Vaguery is right: the books I have highlighted are by no means illegible. Nor are they legible only by folks with PhDs. But these examples illustrate all the more what I’ve been arguing–it takes skill and practice and love to read these books. We teach ourselves to read them by reading them over and over. It’s still learning to read, whether we teach ourselves or are taught by professors or encounter them through blogs.
It also makes me wonder, where are the antiquaries of yesteryear? Do they now collect twentieth century pulp fiction? Classic sci-fi? Modernist design magazines? Is it too expensive to collect earlier works? Are collectors and antiquaries the same thing, anyway?
More to the point, though, I want to close with an observation that what I have been interested in when thinking about what it means to digitize early books is what habits and cultures of reading affect our interaction with those books. Jonathan Hsy comments that digital images, like the one of the Nun’s Priest’s Tale in my last post, encourage us to approach texts differently:
What I appreciate about digitalization projects like those at the Folger is precisely the wider access they provide – a digital image allows you not only to read a text but to *look at it* as well, picking up on what it transmits in addition to its “content.”

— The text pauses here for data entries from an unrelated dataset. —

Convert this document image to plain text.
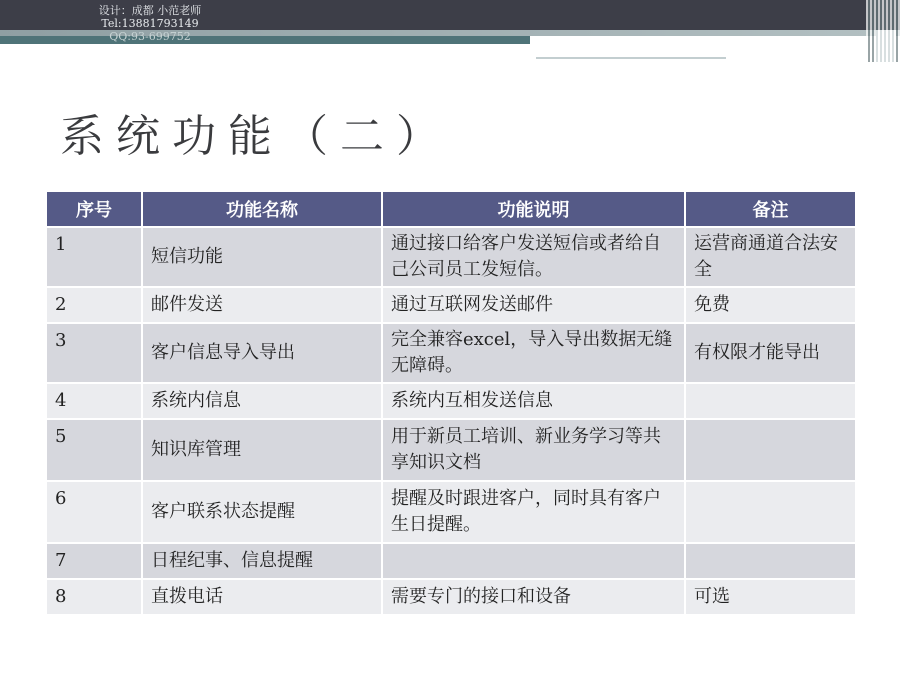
设计：成都 小范老师
Tel:13881793149
QQ:93-699752
系统功能（二）
序号	功能名称	功能说明	备注
1	短信功能	通过接口给客户发送短信或者给自己公司员工发短信。	运营商通道合法安全
2	邮件发送	通过互联网发送邮件	免费
3	客户信息导入导出	完全兼容excel，导入导出数据无缝无障碍。	有权限才能导出
4	系统内信息	系统内互相发送信息	
5	知识库管理	用于新员工培训、新业务学习等共享知识文档	
6	客户联系状态提醒	提醒及时跟进客户，同时具有客户生日提醒。	
7	日程纪事、信息提醒		
8	直拨电话	需要专门的接口和设备	可选
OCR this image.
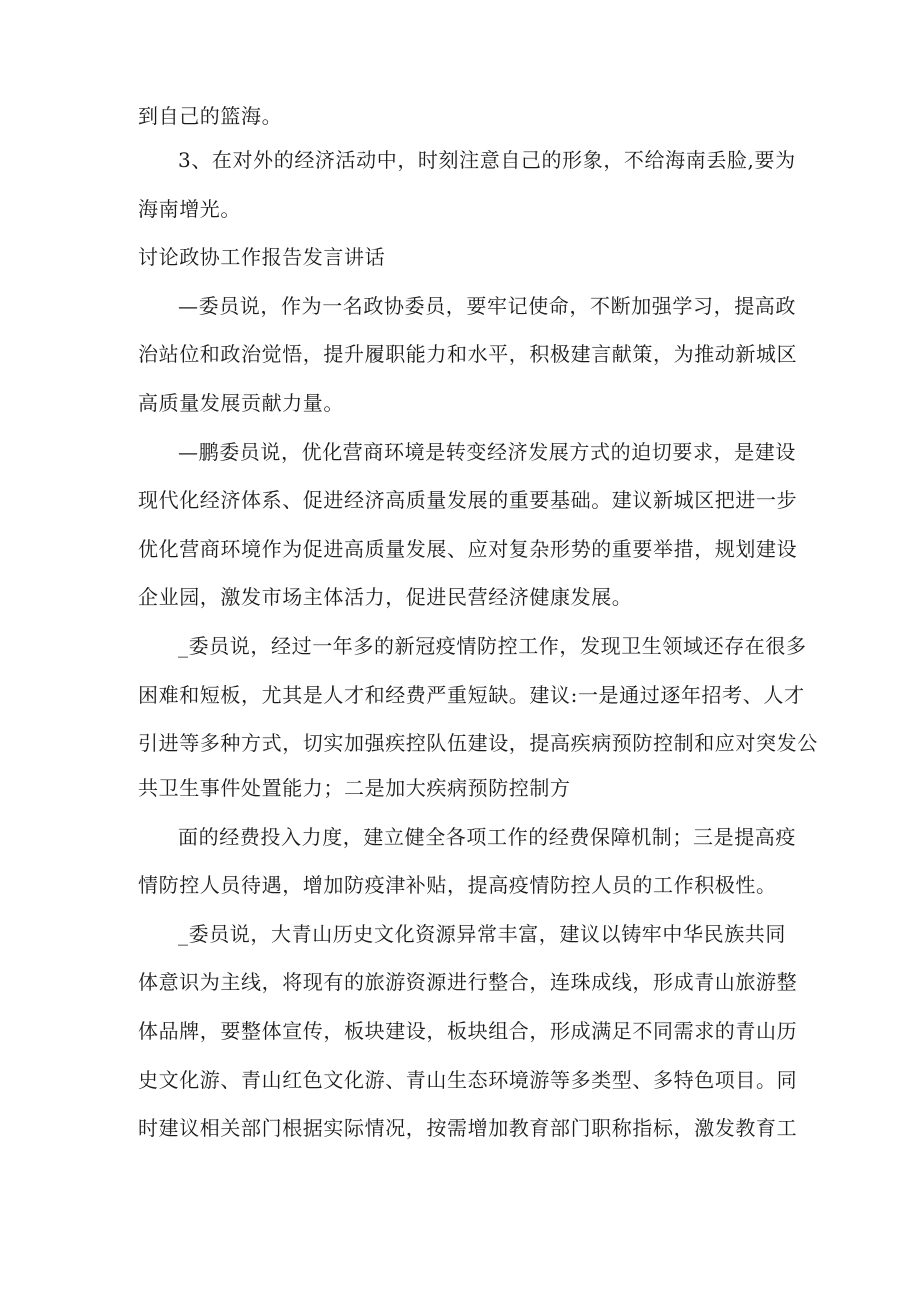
到自己的篮海。
3、在对外的经济活动中，时刻注意自己的形象，不给海南丢脸,要为
海南增光。
讨论政协工作报告发言讲话
—委员说，作为一名政协委员，要牢记使命，不断加强学习，提高政
治站位和政治觉悟，提升履职能力和水平，积极建言献策，为推动新城区
高质量发展贡献力量。
—鹏委员说，优化营商环境是转变经济发展方式的迫切要求，是建设
现代化经济体系、促进经济高质量发展的重要基础。建议新城区把进一步
优化营商环境作为促进高质量发展、应对复杂形势的重要举措，规划建设
企业园，激发市场主体活力，促进民营经济健康发展。
_委员说，经过一年多的新冠疫情防控工作，发现卫生领域还存在很多
困难和短板，尤其是人才和经费严重短缺。建议:一是通过逐年招考、人才
引进等多种方式，切实加强疾控队伍建设，提高疾病预防控制和应对突发公
共卫生事件处置能力；二是加大疾病预防控制方
面的经费投入力度，建立健全各项工作的经费保障机制；三是提高疫
情防控人员待遇，增加防疫津补贴，提高疫情防控人员的工作积极性。
_委员说，大青山历史文化资源异常丰富，建议以铸牢中华民族共同
体意识为主线，将现有的旅游资源进行整合，连珠成线，形成青山旅游整
体品牌，要整体宣传，板块建设，板块组合，形成满足不同需求的青山历
史文化游、青山红色文化游、青山生态环境游等多类型、多特色项目。同
时建议相关部门根据实际情况，按需增加教育部门职称指标，激发教育工
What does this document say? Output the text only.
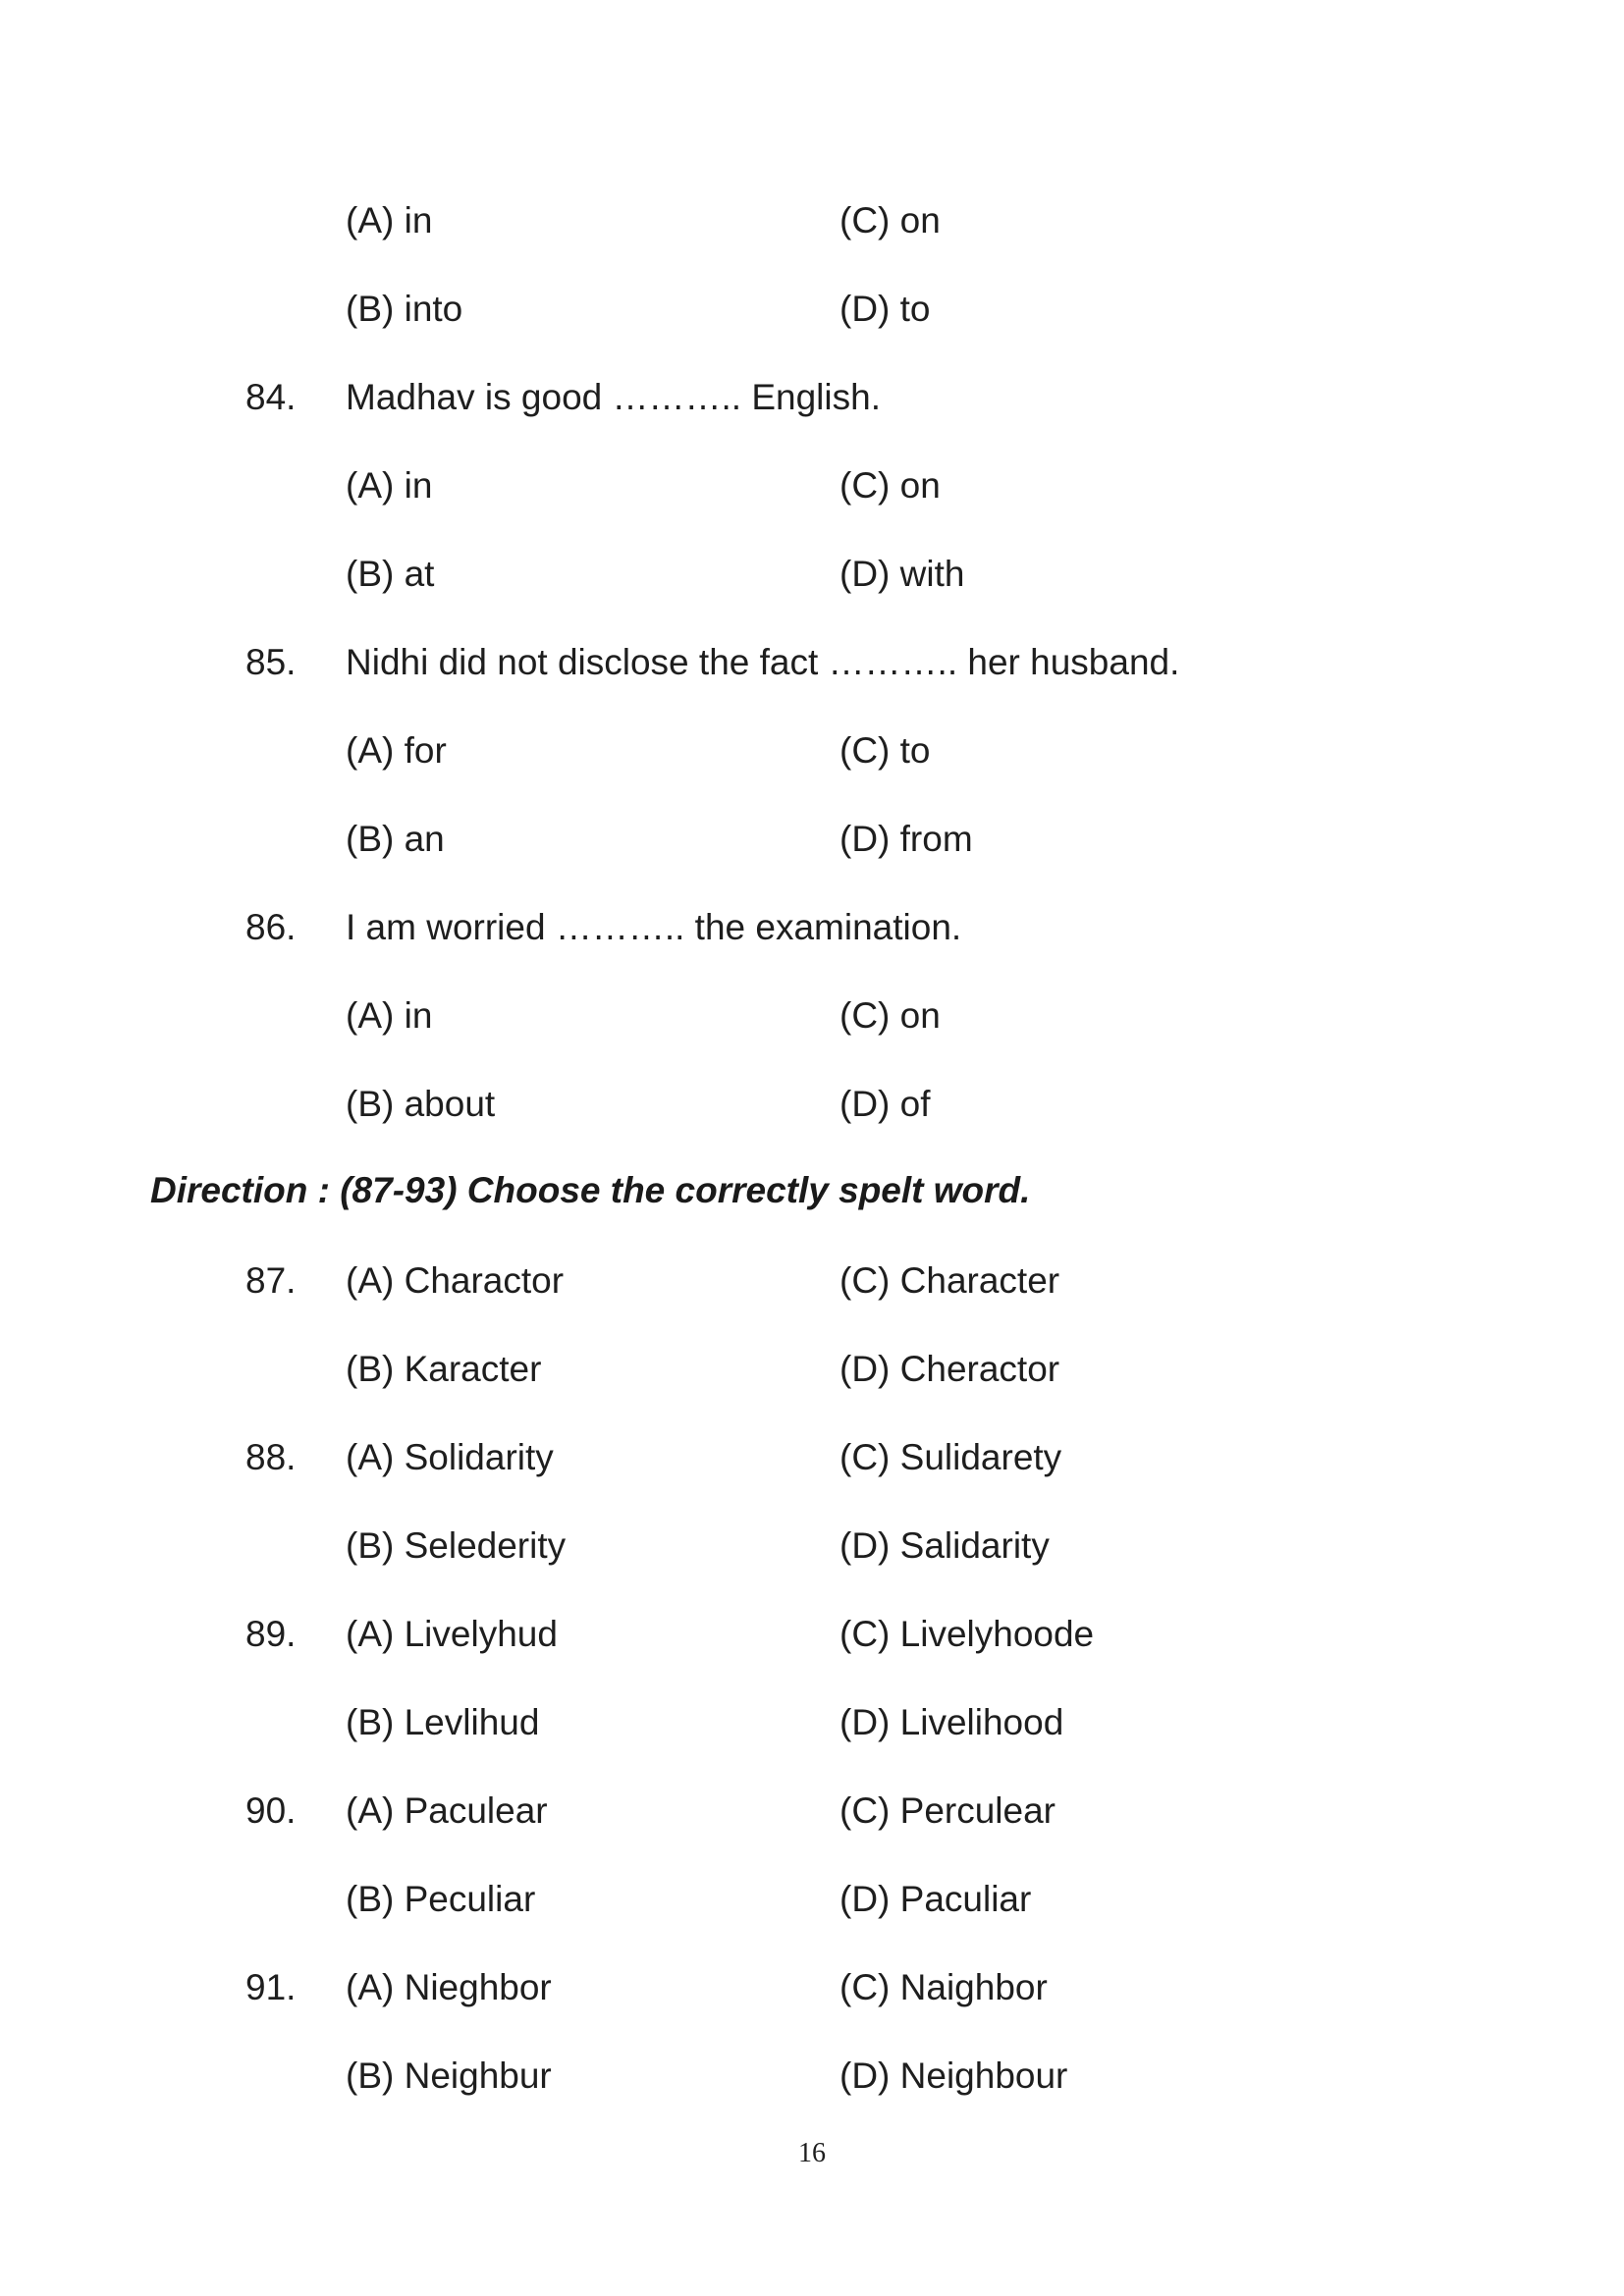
(A) in	(C) on
(B) into	(D) to
84. Madhav is good ……….. English.
(A) in	(C) on
(B) at	(D) with
85. Nidhi did not disclose the fact ……….. her husband.
(A) for	(C) to
(B) an	(D) from
86. I am worried ……….. the examination.
(A) in	(C) on
(B) about	(D) of
Direction : (87-93) Choose the correctly spelt word.
87. (A) Charactor	(C) Character
(B) Karacter	(D) Cheractor
88. (A) Solidarity	(C) Sulidarety
(B) Selederity	(D) Salidarity
89. (A) Livelyhud	(C) Livelyhoode
(B) Levlihud	(D) Livelihood
90. (A) Paculear	(C) Perculear
(B) Peculiar	(D) Paculiar
91. (A) Nieghbor	(C) Naighbor
(B) Neighbur	(D) Neighbour
16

The difference between looking at and reading is a valuable one for those of us interested in how books work and what we can do with them. It also opens up questions about how different codes of looking at encourage us to read or not read in different ways. DrRoy (who writes the great blog Early Modern Whale) asks in response to my last post and to Vaguery,
Tell me, which is easier to read, page images off EEBO, or the transcribed texts created by the text creation partnership? My answer would tend to be the page images: the eye copes with a line of maybe 12 words: the text creation partnership transcripts run maybe 20 words or more across your browser. I get eye-slip all the time. Of course, for the sheer ease of getting a quotation into a document, I tend to read the transcription. But I often think I should revert to the page images.
I’m exactly the same–I find it much easier to read the image than the transcription. I can read transcriptions, of course, and they are very handy for all sorts of reasons, including making it possible to search texts. But they slow me down in a way that the image does not.
My problem, though, has less to do with line length and eye slip and more to do with the mixed signals I get when I look at the text. I was just telling my students, most of whom are new to reading unedited early modern texts, that when they quote from them they should not modernize the spelling, nor should they regularize i/j or u/v, but they should absolutely use the modern short “s” rather than the long “s” form. It’s standard transcription practice. But why is that? I always have at least one student who finds a font on her computer that has a character to reproduce the long “s” and who wants to use that in her transcriptions. But I find it impossible to read. The long “s” I have no problem with in an early modern font. But put it in a modern font and I cannot process it–the signals are just all wrong, with one set of signals telling me to read one way, but with the “s” form belonging to a different set of signals that aren’t otherwise there.
And that’s my point. It’s not that any of us are incapable of reading. But we all have habits of reading, habits that are activated by the presence or absence of signals of which we are not necessarily aware. Without being aware of those habits, we cannot assume that access equals understanding or that reading equals looking at. One of the great possibilities of digitizing early books is that it can open our eyes to those ingrained habits so that we can see anew what it means to look at and to read books.